Nos trois auteurs se sont alors livrés au jeu des exclusions successives. Ils constatent qu’un sixième de leurs patients n’auraient pas été retenus dans un essai en raison d’une bipolarité ou de symptômes psychotiques ; 20 % du fait d’idées suicidaires sévères, 53 % d’un trouble anxieux, 35 % d’une évolution chronique (définie comme une dépression majeure qui dure plus de deux ans), 10 % d’une personnalité limite, 10 % d’une dysthymie. Et cetera, et cetera. Quand on fait la somme des seules six situations les plus couramment écartées des essais (bipolarité + forme psychotique + score d’Hamilton < 20 + abus de substance/dépendance au cours des 6 derniers mois + idéation suicidaire + pathologie anxieuse co-morbide), 86 % des patients de leur consultation n’étaient tout simplement pas éligibles. A noter que les patients en question étaient des « privilégiés », puisqu’ils disposaient du minimum d’assurance médicale requis pour payer leur consultation. Les patients sans assurance, ou qui bénéficiaient d’une aide médicale gratuite (Medicaid), qui par conséquent avaient des motifs supplémentaires d’être gravement déprimés, étaient par la force des choses exclus de l’étude.

Au regard de tels résultats, qui ne font que confirmer notre pratique courante, une question se pose : dans quelle mesure les antidépresseurs ne sont-ils pas testés dans conditions toutes artificielles ? Si 14 % à peine des déprimés examinés en consultation (probablement encore moins si l’on prend en compte tous les patients, et pas seulement ceux qui sont assurés) correspondent au profil du déprimé sensible aux antidépresseurs, il n’y a pas lieu de s’étonner de l’écart considérable que l’on constate entre l’efficacité prêtée à ces produits et celle réellement observée.
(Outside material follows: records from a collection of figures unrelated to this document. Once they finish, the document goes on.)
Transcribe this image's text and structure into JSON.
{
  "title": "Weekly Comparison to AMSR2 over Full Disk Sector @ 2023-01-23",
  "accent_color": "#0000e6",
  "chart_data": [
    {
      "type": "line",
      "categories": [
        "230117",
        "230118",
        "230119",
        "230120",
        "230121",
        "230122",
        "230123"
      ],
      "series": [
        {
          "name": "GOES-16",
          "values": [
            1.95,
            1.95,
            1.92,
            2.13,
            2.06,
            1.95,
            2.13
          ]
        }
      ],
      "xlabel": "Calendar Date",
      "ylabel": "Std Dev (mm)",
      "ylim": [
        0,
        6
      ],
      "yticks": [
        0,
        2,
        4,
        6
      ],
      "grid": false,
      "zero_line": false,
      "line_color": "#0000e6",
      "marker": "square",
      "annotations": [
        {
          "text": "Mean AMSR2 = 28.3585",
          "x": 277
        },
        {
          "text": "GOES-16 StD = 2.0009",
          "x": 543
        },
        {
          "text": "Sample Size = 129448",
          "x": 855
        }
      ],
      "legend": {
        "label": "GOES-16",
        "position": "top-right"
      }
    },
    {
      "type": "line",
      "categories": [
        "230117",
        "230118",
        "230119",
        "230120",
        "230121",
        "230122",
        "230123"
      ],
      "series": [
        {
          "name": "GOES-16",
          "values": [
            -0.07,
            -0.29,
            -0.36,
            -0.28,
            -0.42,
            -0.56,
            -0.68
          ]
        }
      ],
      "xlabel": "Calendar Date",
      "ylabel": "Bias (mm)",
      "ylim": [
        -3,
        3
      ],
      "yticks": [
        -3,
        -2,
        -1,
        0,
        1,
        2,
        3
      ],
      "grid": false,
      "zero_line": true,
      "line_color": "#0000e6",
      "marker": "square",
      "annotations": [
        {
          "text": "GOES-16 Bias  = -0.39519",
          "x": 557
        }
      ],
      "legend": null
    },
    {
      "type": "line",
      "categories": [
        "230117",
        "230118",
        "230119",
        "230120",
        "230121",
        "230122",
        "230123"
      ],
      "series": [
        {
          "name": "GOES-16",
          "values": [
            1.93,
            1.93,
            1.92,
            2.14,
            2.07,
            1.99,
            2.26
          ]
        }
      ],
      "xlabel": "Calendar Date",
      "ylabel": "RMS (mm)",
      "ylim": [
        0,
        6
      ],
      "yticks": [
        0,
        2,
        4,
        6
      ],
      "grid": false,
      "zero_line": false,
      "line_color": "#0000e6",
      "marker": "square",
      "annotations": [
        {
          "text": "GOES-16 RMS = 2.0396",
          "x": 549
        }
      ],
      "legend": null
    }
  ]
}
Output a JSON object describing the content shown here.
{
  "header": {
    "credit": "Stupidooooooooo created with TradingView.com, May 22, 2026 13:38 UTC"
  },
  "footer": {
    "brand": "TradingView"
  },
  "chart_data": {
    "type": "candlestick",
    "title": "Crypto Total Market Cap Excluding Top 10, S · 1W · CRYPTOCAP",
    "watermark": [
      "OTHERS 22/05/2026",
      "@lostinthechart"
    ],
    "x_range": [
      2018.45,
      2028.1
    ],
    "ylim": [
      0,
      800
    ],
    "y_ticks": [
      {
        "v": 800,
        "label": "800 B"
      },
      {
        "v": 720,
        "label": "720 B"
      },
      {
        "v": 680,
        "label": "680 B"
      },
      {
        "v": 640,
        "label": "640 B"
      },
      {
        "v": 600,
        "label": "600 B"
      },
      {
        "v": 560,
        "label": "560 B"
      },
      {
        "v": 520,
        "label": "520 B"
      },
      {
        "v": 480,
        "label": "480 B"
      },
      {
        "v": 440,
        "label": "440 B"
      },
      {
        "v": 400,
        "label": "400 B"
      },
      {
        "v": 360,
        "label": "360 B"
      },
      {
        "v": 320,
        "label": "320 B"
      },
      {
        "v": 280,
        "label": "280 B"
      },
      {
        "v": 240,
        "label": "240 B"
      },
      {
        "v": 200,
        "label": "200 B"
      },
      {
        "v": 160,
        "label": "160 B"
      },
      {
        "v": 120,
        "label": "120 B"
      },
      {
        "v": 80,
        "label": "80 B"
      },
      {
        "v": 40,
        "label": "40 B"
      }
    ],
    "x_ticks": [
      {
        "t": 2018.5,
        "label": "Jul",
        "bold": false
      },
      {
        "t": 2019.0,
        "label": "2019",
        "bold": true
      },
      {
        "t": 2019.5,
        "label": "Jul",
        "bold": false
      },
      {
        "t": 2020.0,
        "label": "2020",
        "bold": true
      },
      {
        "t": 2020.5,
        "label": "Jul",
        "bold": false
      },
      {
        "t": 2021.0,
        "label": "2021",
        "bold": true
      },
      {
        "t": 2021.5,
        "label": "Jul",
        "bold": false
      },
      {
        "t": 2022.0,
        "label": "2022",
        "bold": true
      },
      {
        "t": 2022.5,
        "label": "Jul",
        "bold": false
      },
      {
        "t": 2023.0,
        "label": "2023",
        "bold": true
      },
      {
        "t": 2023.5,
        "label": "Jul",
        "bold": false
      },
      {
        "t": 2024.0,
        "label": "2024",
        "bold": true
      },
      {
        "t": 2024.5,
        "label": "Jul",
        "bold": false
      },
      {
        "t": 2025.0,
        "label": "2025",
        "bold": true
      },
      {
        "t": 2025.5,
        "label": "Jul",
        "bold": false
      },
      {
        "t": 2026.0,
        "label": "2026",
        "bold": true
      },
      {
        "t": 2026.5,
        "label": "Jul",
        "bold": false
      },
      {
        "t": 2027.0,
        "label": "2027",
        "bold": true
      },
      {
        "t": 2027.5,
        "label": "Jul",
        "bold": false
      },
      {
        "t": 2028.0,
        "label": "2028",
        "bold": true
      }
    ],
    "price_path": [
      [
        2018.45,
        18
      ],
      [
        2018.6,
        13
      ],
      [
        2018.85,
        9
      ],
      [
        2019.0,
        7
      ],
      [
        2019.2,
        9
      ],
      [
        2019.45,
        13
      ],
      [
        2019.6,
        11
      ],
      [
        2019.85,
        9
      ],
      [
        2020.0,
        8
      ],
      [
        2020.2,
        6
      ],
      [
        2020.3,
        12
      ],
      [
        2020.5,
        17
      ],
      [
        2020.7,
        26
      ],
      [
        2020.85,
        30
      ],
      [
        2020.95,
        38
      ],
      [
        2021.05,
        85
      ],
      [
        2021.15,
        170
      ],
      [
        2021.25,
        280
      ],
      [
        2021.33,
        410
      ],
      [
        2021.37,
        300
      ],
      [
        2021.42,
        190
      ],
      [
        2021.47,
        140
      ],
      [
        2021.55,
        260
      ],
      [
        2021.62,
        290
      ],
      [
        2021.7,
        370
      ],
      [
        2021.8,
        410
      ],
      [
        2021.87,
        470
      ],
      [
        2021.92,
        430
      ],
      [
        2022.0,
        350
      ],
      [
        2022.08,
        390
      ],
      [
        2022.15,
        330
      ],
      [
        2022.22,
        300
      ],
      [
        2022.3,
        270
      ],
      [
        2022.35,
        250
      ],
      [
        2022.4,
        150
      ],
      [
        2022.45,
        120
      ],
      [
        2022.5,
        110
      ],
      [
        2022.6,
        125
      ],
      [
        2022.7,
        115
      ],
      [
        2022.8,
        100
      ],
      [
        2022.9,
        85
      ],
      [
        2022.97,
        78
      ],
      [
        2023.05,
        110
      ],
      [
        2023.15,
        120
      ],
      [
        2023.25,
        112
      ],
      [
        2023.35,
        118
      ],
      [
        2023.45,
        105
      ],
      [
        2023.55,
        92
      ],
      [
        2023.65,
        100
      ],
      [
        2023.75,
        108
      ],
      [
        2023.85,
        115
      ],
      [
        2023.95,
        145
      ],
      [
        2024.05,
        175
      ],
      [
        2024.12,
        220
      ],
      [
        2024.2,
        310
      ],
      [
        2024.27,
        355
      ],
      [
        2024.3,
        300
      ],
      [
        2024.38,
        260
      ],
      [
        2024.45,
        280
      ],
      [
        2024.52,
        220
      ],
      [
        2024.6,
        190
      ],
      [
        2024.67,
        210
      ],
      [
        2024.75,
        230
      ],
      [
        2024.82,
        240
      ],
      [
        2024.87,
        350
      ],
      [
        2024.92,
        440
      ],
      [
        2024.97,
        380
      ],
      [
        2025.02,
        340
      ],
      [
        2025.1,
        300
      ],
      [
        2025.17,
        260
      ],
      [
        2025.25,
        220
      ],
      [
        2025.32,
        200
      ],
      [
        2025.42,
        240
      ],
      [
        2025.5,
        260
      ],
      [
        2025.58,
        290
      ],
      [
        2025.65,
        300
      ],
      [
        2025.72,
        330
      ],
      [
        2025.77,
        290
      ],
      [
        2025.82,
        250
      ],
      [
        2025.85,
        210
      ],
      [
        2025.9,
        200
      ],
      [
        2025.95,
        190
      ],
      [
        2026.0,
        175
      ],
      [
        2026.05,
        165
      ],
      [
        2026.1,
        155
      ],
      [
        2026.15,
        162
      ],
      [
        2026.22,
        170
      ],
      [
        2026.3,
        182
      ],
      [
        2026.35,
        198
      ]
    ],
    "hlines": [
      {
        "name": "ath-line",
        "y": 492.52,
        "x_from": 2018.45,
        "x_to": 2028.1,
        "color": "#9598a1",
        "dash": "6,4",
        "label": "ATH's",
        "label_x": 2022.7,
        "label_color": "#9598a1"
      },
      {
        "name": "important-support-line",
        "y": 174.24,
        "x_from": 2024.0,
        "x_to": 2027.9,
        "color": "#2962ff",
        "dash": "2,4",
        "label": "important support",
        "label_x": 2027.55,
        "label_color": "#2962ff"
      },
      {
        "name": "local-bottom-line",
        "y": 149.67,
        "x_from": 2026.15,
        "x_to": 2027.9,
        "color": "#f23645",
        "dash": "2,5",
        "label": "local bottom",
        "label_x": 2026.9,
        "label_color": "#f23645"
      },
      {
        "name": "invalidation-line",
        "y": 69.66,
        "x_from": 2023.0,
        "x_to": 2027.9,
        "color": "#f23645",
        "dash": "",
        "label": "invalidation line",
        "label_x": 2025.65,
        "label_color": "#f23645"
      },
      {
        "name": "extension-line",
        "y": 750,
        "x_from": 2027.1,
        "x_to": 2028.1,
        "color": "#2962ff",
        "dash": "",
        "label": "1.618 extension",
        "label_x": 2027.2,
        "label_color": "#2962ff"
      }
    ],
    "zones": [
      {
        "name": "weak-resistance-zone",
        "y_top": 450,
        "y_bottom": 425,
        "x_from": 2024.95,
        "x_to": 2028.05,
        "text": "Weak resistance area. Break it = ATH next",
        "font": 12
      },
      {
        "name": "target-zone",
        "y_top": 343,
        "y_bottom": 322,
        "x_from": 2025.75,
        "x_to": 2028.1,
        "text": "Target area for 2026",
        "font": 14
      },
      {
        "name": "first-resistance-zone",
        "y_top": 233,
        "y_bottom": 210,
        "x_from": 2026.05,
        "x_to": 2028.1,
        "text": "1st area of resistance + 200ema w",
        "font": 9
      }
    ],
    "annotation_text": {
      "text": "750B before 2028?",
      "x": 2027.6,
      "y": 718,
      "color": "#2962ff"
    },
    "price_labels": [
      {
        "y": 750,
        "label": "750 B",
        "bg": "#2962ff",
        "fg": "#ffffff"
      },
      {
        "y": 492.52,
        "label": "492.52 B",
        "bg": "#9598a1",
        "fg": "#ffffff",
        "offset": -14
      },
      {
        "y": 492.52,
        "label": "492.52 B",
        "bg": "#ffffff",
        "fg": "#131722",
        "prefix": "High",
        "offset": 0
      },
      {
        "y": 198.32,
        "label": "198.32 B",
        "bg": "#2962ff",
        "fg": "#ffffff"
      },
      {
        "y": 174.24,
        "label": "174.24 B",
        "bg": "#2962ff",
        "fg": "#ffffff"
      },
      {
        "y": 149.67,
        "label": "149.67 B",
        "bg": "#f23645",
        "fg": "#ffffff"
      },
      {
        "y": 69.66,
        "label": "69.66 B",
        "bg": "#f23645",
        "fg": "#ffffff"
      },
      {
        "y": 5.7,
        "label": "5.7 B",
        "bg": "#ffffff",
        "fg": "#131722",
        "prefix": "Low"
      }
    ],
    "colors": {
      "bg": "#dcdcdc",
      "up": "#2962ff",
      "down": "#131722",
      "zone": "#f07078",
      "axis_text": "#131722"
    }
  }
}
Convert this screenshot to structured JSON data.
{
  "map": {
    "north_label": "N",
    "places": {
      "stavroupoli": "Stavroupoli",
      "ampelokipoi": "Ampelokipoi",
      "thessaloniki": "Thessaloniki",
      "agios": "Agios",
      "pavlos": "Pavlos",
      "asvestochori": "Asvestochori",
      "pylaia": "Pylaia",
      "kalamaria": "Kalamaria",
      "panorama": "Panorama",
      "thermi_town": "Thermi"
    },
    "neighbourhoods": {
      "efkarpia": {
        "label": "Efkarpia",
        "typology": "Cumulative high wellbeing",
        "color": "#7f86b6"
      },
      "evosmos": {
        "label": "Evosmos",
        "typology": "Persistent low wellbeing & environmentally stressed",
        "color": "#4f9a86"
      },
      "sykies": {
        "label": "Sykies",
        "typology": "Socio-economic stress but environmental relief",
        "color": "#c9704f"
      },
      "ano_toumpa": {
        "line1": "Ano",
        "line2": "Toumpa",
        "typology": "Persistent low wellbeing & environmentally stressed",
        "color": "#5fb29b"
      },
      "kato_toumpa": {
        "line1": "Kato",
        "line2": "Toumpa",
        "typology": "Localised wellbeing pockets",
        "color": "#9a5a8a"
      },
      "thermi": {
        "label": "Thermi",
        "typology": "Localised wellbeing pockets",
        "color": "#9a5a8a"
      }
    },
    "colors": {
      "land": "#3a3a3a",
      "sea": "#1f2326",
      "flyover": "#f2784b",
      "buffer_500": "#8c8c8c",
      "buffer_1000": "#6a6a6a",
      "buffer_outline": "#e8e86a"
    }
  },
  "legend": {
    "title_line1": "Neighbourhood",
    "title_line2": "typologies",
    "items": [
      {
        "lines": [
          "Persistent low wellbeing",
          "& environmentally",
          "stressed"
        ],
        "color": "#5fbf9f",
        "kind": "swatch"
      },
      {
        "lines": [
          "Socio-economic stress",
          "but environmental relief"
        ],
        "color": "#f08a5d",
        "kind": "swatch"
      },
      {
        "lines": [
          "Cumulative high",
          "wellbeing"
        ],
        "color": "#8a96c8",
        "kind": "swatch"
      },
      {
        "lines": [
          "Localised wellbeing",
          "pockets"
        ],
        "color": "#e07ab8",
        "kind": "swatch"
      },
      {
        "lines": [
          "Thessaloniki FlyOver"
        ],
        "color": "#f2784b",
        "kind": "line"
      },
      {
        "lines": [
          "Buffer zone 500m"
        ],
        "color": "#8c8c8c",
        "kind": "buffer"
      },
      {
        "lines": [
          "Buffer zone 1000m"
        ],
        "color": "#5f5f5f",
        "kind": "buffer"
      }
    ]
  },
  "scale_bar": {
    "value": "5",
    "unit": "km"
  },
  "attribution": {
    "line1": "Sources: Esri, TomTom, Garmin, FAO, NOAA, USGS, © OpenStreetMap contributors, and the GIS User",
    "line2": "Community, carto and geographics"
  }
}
Entre leur « efficacité » théorique et leur « efficience » pratique. Une question plus embarrassante se pose encore : faut-il s’acharner à traiter des patients sérieusement malades avec des antidépresseurs, alors que ceux-ci manifestement n’ont pas fait la preuve de leur efficacité chez eux ? N’oublions pas qu’en pareil cas, l’inefficacité donne le plus souvent lieu à une surenchère de posologies et d’associations d’antidépresseurs qui, elle, se paie. Nos essais thérapeutiques ont beau être « contrôlés », ils sont encore loin de pouvoir nous orienter de façon fiable dans le dédale des réalités cliniques.

  • Zimmermann M, Mattia JI, Posternak MA Am J Psychiatr 2002 ; 159 : 469-473.